I found a slightly different issue in SQL Server 2014. The first two queries are fixed (by changes to the cardinality estimator or other fixes), meaning that the DATEDIFF arguments are no longer switched. Yay!

However, a regression seems to have been introduced to the workaround of using a different expression – now it suffers from an inaccurate estimate (based on the same 50% guess as using a variable). These are the queries I ran:

SELECT /* 0, GETDATE() (2013) */ COUNT(*) FROM dbo.DateTest
  WHERE CreateDate = DATEADD(MONTH, DATEDIFF(MONTH, 0, GETDATE()), 0);
 
SELECT /* GETDATE(), 0 (1786) */ COUNT(*) FROM dbo.DateTest
  WHERE CreateDate = DATEADD(MONTH, DATEDIFF(MONTH, GETDATE(), 0), 0);
 
SELECT /* Non-DATEDIFF */ COUNT(*) FROM dbo.DateTest
  WHERE CreateDate = CONVERT(DATE, DATEADD(DAY, 1 - DAY(GETDATE()), GETDATE()));
 
DECLARE @d DATE = DATEADD(DAY, 1 - DAY(GETDATE()), GETDATE());
 
SELECT /* Variable */ COUNT(*) FROM dbo.DateTest WHERE CreateDate = @d;
 
DECLARE 
  @date DATE = DATEADD(MONTH, DATEDIFF(MONTH, 0, GETDATE()), 0),
  @sql NVARCHAR(MAX) = N'SELECT /* Dynamic SQL */ COUNT(*) FROM dbo.DateTest 
    WHERE CreateDate = @date;';
 
EXEC sp_executesql @sql, N'@date DATE', @date;

Here is the statement grid comparing the estimated costs and actual runtime metrics:

DD_ST2
Estimated costs for the 5 specimen queries on SQL Server 2014

And these are their estimated and actual row counts (assembled using Photoshop):

DD_2014Ops
Estimated and actual row counts for the 5 queries on SQL Server 2014

It is clear from this output that the expression that previously solved the issue has now introduced a different one.
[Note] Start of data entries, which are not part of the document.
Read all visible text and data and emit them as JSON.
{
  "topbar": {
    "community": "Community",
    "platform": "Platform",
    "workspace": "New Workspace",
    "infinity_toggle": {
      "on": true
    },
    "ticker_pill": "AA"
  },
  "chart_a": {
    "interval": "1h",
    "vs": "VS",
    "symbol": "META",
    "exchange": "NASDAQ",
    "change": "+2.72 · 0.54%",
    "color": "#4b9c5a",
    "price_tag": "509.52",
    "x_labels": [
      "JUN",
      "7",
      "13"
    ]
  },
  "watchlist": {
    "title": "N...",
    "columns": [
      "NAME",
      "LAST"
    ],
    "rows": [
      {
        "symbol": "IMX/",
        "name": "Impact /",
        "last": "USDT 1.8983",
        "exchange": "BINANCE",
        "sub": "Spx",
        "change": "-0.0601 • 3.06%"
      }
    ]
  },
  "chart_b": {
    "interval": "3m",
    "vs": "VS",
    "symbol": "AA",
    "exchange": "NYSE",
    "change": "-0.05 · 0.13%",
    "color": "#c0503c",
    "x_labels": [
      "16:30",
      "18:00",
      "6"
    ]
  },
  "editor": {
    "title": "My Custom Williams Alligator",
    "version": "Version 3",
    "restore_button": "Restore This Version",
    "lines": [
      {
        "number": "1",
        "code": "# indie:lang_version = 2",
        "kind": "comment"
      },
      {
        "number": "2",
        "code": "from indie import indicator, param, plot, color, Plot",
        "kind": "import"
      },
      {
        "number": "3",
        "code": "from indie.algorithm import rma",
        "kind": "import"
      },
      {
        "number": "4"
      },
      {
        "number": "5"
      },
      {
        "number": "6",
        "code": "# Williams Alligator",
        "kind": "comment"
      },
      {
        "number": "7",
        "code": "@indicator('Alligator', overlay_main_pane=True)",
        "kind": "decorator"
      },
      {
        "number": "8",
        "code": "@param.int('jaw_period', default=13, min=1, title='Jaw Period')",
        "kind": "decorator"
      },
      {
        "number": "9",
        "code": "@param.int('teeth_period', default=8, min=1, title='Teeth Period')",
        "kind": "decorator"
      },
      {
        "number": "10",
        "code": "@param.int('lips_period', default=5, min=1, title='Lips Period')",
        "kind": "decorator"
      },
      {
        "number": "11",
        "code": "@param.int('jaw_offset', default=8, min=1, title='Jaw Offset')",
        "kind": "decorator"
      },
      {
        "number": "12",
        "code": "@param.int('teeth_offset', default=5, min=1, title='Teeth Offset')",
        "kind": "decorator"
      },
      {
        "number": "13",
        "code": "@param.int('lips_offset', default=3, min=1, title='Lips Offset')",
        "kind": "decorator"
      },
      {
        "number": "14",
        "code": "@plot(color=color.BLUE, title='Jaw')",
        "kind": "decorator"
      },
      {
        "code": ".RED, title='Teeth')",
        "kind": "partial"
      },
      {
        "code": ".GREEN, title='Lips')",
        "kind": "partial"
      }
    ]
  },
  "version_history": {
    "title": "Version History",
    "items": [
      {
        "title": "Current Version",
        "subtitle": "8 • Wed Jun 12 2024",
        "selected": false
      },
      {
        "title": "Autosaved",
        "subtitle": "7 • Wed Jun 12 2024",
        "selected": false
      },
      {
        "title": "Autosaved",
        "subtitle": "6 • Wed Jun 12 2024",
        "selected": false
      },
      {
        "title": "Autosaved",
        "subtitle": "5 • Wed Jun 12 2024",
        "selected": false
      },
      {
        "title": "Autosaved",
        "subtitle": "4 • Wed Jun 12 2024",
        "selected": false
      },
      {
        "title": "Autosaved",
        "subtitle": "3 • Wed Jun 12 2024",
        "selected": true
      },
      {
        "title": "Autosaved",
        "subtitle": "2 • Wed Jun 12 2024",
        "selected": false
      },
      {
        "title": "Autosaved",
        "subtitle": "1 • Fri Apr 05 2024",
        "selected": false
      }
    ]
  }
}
I am not sure if this is a symptom of running in a CTP (e.g. something that will be fixed) or if this truly is a regression.

In this case, trace flag 4199 (on its own) has no effect; the new cardinality estimator is making guesses and simply isn't correct. Whether it leads to an actual performance issue depends a lot on many other factors beyond the scope of this post.

If you come across this issue, you can – at least in current CTPs – restore the old behavior using OPTION (QUERYTRACEON 9481, QUERYTRACEON 4199). Trace flag 9481 disables the new cardinality estimator, as described in these release notes (which will certainly disappear or at least move at some point). This in turn restores the correct estimates for the non-DATEDIFF version of the query, but unfortunately still does not solve the issue where a guess is made based on a variable (and using TF9481 alone, without TF4199, forces the first two queries to regress to the old argument-swapping behavior).

Conclusion

I will admit this was a huge surprise to me. Kudos to Martin Smith and t-clausen.dk for persevering and convincing me that this was a real and not an imagined issue. Also a big thanks to Paul White (@SQL_Kiwi) who helped me keep my sanity and reminded me of the things I shouldn't say. :-)

Being unaware of this bug, I was adamant that the better query plan was generated simply by changing the query text at all, not due to the specific change. As it turns out, sometimes a change to a query that you would assume will make no difference, actually will. So I recommend that if you have any similar query patterns in your environment, you test them and make sure cardinality estimates are coming out right. And make a note to test them again when you upgrade.